Alpha2(α2) Adrenoceptor Agonist: α2 adrenoceptor signaling plays a trophic role during neurodevelopment and is neuroprotective in several settings of neuronal injury. Dexmedetomidine neuroprotection appears to involve a decrease in cleaved caspase-3 levels, and reversal of isoflurane-induced decrease in anti-apoptotic Bcl-1, pERK1, and pERK2 protein expression in vivo.[68] Neuroprotective mechanisms of α2 adrenoceptor signaling also involve inhibition of calcium entry, scavenging of glutamate, and reduction in NMDA receptor activation.[69]
Lithium: lithium, as a GSK-3β inhibitor (glycogen synthase kinase-3β), has shown protective effects against neuroapoptosis induced by drugs.[70] Lithium treatment can also significantly increase BDNF serum levels, and suppress neuroapoptosis in central nervous system through the BDNF-Akt-Bcl2 antiapoptotic signaling pathway
Activity-Dependent Neuroprotective Protein (ADNP): Injection of NAP can inhit anesthetic induced caspase levels in dose dependent manner.[71]
Melatonin: Neuroprotective effect may be mediated by inhibition of mitochondria-dependent apoptotic pathway[72] .
Acetyl-L-carnitine: metabolized in the brain to acetyl coenzyme A which subsequently enters the tricarboxylic acid cycle. It has been found to effectively block neuronal apoptosis caused by exposure to a combination of N2O and isoflurane.[73]

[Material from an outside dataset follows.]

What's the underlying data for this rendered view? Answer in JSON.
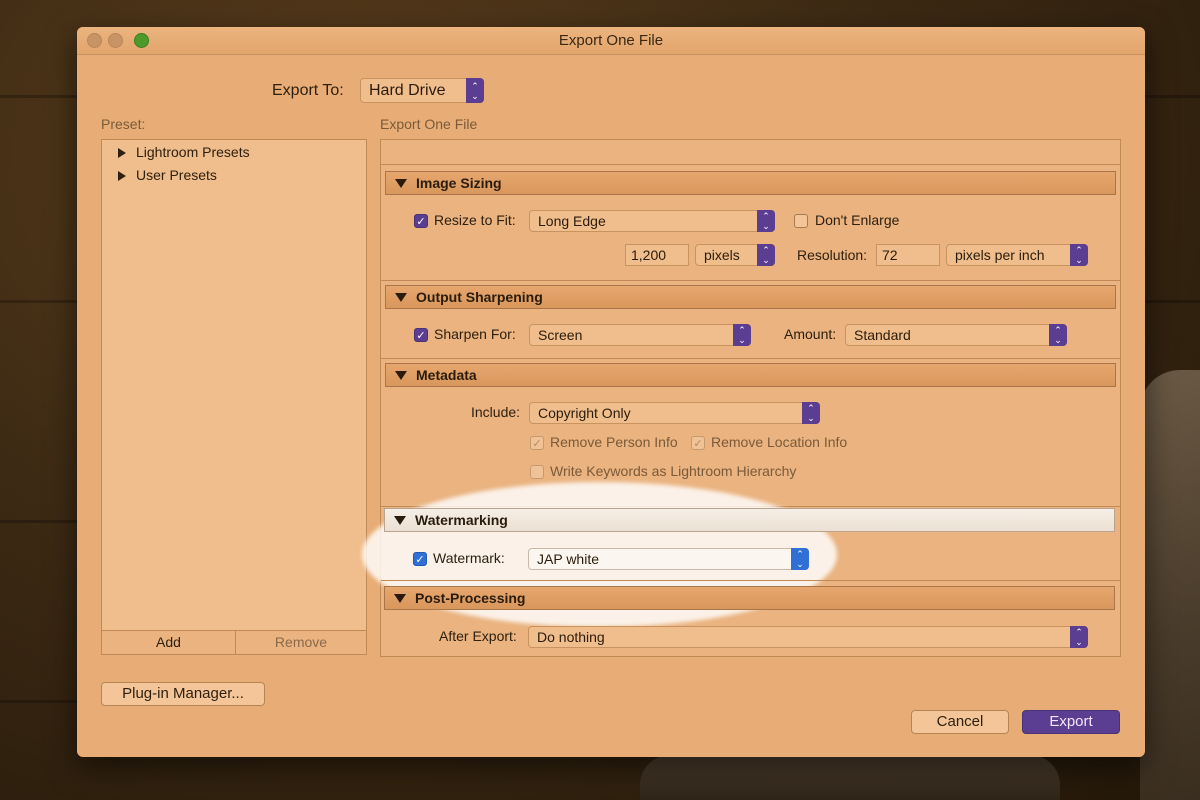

Conclusion: The evidence for anesthesia-induced neurodegeneration in animal models is compelling and has suggested the possibility for deleterious effects of anesthetics in pediatric patients. All currently clinically utilized anesthetic drugs have been found to induce neuronal cell death in the developing brain and to potentially cause long-term neurological impairment. The exact molecular mechanisms neuronal toxicity of general anesthetics and sedatives on developing brain is not completely understood. Conversely, painful stimuli without analgesia and anesthesia have also been shown to initiate a harmful stress response in young children and to trigger neurotoxic effects in the developing brain, which can be blunted by anesthetics. The mechanisms and human applicability of anesthetic neurotoxicity and neuroprotection remain under intense investigation.